Wenn schon wieder ein Kindlein verschwindet

Es ist irgendwie beinahe auffällig: In ihren letzten Fällen hatte die Magdeburger Hauptkommissarin Doreen Brasch (Claudia Michelsen) es häufig mit Kindern, Jugendlichen oder Heranwachsenden zu tun. Zuletzt verschwand Ronny, in Hexen brennen spielten nach dem Tod einer jungen Frau zwei Mädchen eine nicht unwesentliche Rolle und im vergangenen Sommer verabschiedete sie die Sonntagabend-Krimi-Saison mit der fulminant emotionalen Psychothriller-Geschichte um den (schwulen) 19-jährigen Adam Dahl.

Jede gute Tat…

Da ist es wohl nur folgerichtig mit (immer jünger werdenden) Kindern fortzufahren und in diesem Jahr 2023 die neue Sonntags-Krimi-Saison mit dem Polizeiruf 110: Du gehörst mir zu eröffnen. Konkret geht es dieses Mal darum, dass die 23-jährige Lana (Hannah Schiller, Tatort: Parasomnia; Eine fremde Tochter) in der belebten Magdeburger Innenstadt für einen kurzen Moment den Kinderwagen aus den Augen lässt, um einem Teenager zu helfen. Als sie sich umdreht, ist der Wagen samt der sieben Wochen alten Lucy verschwunden…

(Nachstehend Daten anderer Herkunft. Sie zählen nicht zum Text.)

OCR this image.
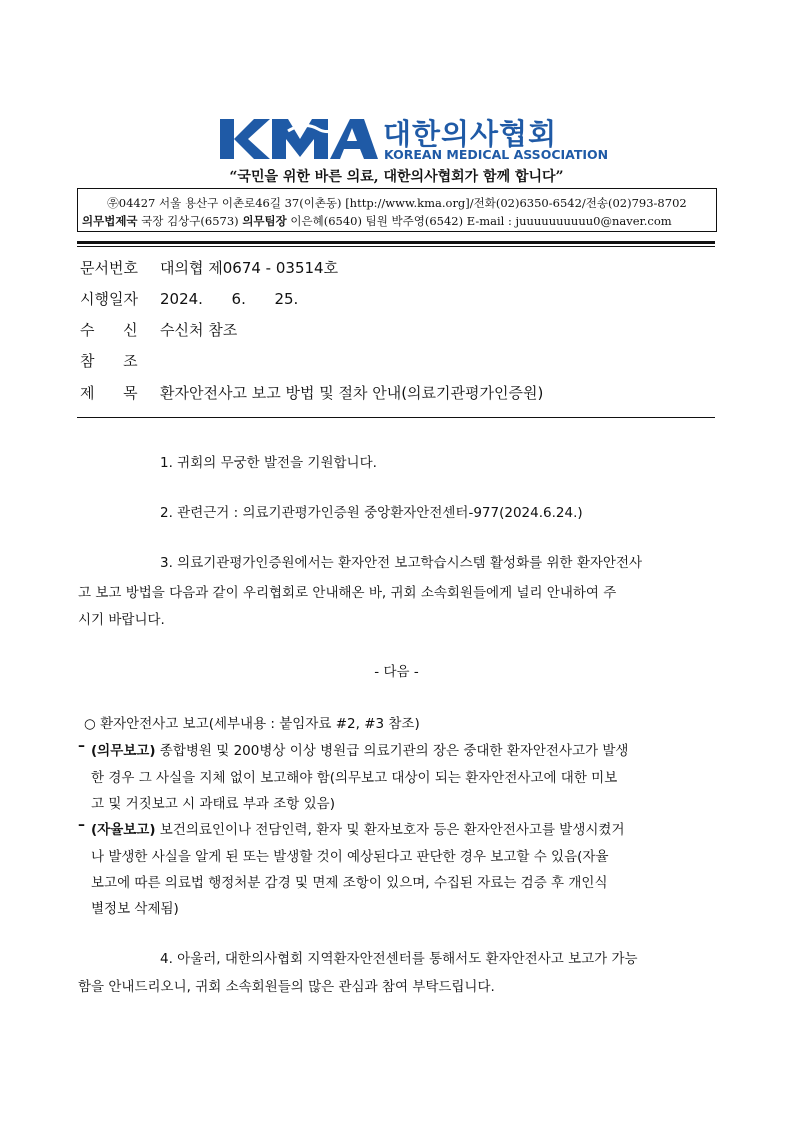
대한의사협회
KOREAN MEDICAL ASSOCIATION
“국민을 위한 바른 의료, 대한의사협회가 함께 합니다”
㉾04427 서울 용산구 이촌로46길 37(이촌동) [http://www.kma.org]/전화(02)6350-6542/전송(02)793-8702
의무법제국 국장 김상구(6573) 의무팀장 이은혜(6540) 팀원 박주영(6542) E-mail : juuuuuuuuuu0@naver.com
문서번호 대의협 제0674 - 03514호
시행일자 2024.      6.      25.
수      신 수신처 참조
참      조
제      목 환자안전사고 보고 방법 및 절차 안내(의료기관평가인증원)
1. 귀회의 무궁한 발전을 기원합니다.
2. 관련근거 : 의료기관평가인증원 중앙환자안전센터-977(2024.6.24.)
3. 의료기관평가인증원에서는 환자안전 보고학습시스템 활성화를 위한 환자안전사
고 보고 방법을 다음과 같이 우리협회로 안내해온 바, 귀회 소속회원들에게 널리 안내하여 주
시기 바랍니다.
- 다음 -
○ 환자안전사고 보고(세부내용 : 붙임자료 #2, #3 참조)
– (의무보고) 종합병원 및 200병상 이상 병원급 의료기관의 장은 중대한 환자안전사고가 발생
한 경우 그 사실을 지체 없이 보고해야 함(의무보고 대상이 되는 환자안전사고에 대한 미보
고 및 거짓보고 시 과태료 부과 조항 있음)
– (자율보고) 보건의료인이나 전담인력, 환자 및 환자보호자 등은 환자안전사고를 발생시켰거
나 발생한 사실을 알게 된 또는 발생할 것이 예상된다고 판단한 경우 보고할 수 있음(자율
보고에 따른 의료법 행정처분 감경 및 면제 조항이 있으며, 수집된 자료는 검증 후 개인식
별정보 삭제됨)
4. 아울러, 대한의사협회 지역환자안전센터를 통해서도 환자안전사고 보고가 가능
함을 안내드리오니, 귀회 소속회원들의 많은 관심과 참여 부탁드립니다.
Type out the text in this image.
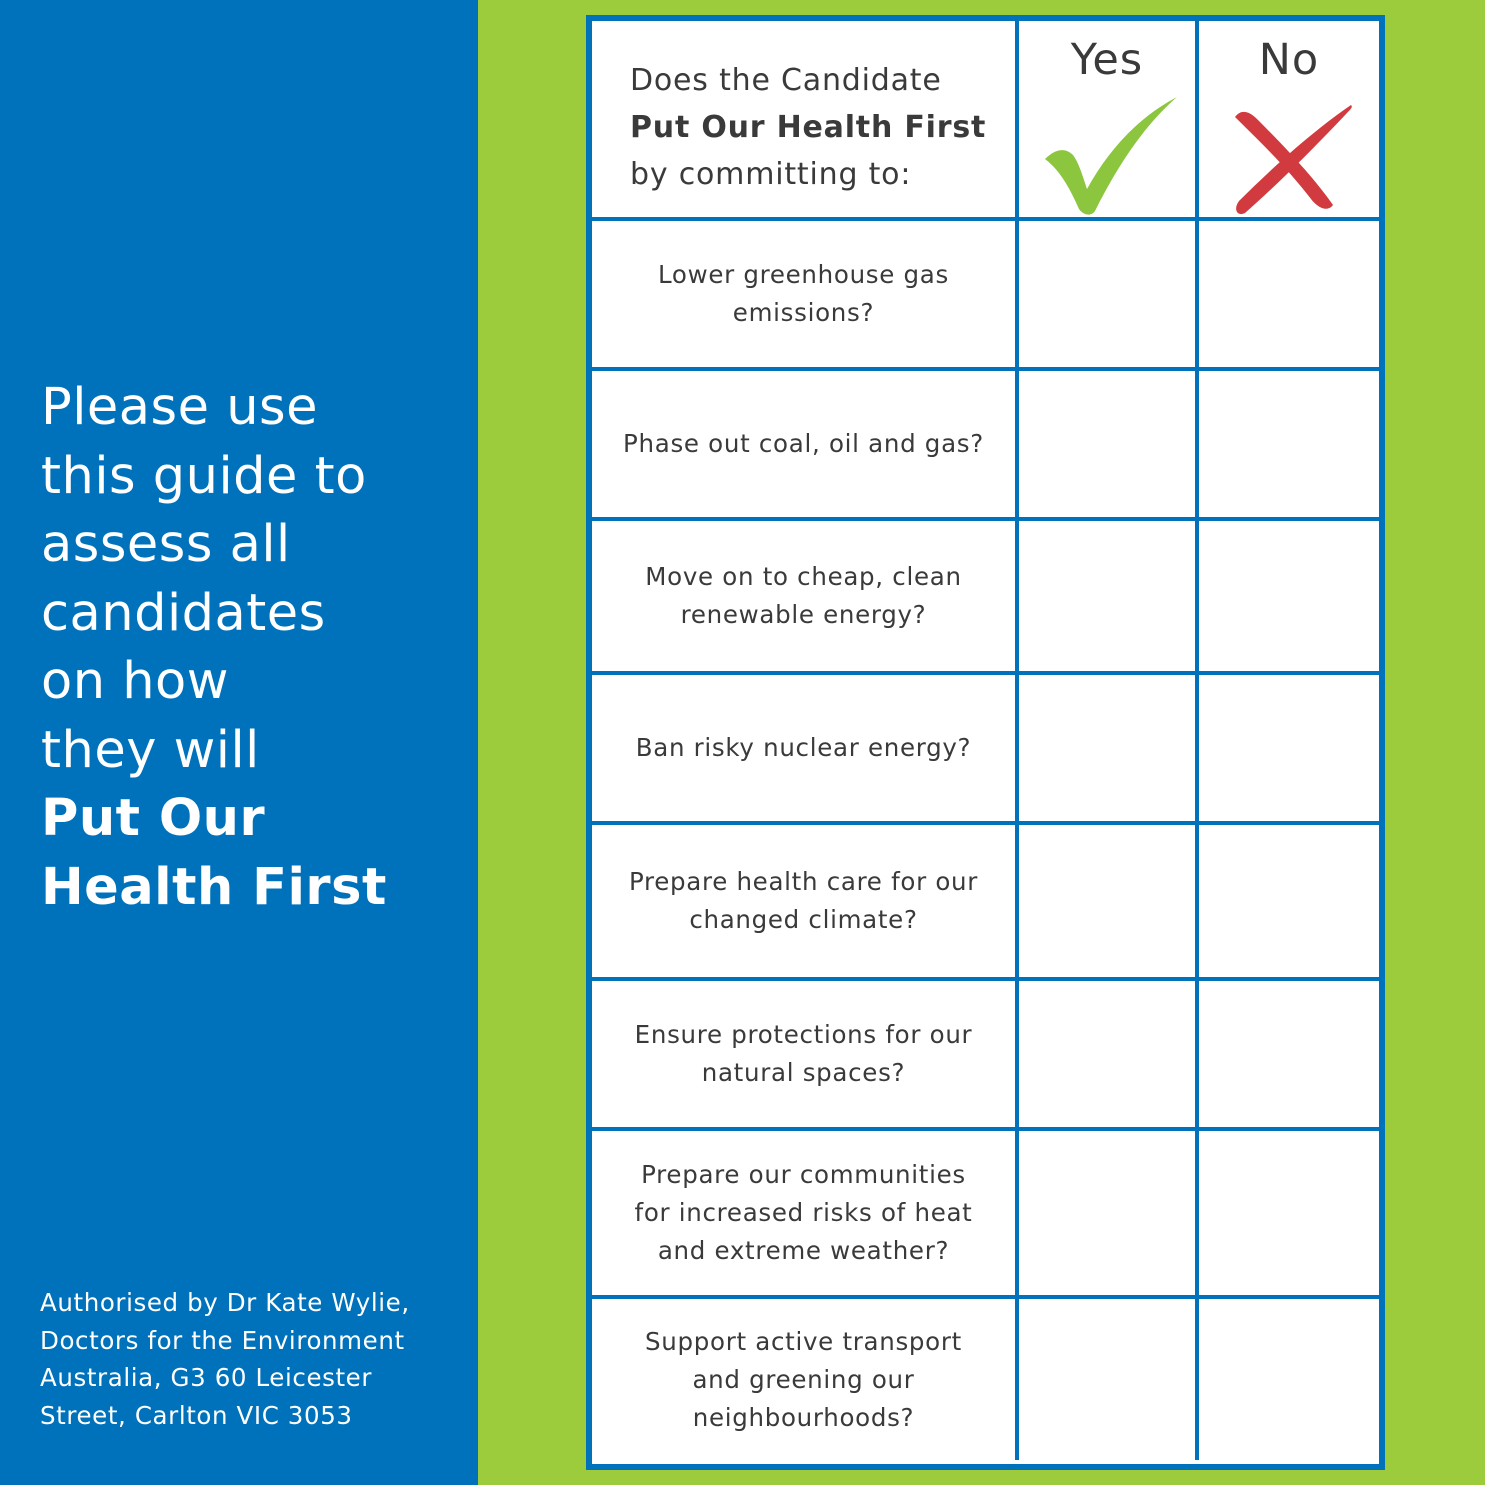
Please use
this guide to
assess all
candidates
on how
they will
Put Our
Health First
Authorised by Dr Kate Wylie,
Doctors for the Environment
Australia, G3 60 Leicester
Street, Carlton VIC 3053
Does the Candidate
Put Our Health First
by committing to:
Yes	No
Lower greenhouse gas
emissions?
Phase out coal, oil and gas?
Move on to cheap, clean
renewable energy?
Ban risky nuclear energy?
Prepare health care for our
changed climate?
Ensure protections for our
natural spaces?
Prepare our communities
for increased risks of heat
and extreme weather?
Support active transport
and greening our
neighbourhoods?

INGA WERNER (Franziska Hartmann) während der geplanten Entführung eines Säuglinges auf dem Marktplatz von Magdeburg. // © MDR/Felix Abraham

…informiert wird Brasch über den Vorfall, während ihr Vorgesetzter, Kriminalrat Uwe Lemp (Felix Vörtler), ihr gerade letzte Anweisungen gibt, wie sie in der ersten Zeit seines Sabbaticals die Katze zu füttern habe. „Nicht mehr ihre Aufgabe“, sagt sie bezugnehmend auf das Telefongespräch und verabschiedet sich. Gemeinsam mit Kriminalobermeister Günther Márquez (Pablo Grant) begegnet sie am Ort des Geschehens der – verständlicherweise – mehr als aufgewühlten Lana. Die ist sich sicher: Ihr Ex Christian Novak (Max Hemmersdorfer) hat das Baby geholt. Schließlich konnte er sich nicht mit dem Ende ihrer Beziehung abfinden, habe sie gestalkt und sei bei ihr eingebrochen.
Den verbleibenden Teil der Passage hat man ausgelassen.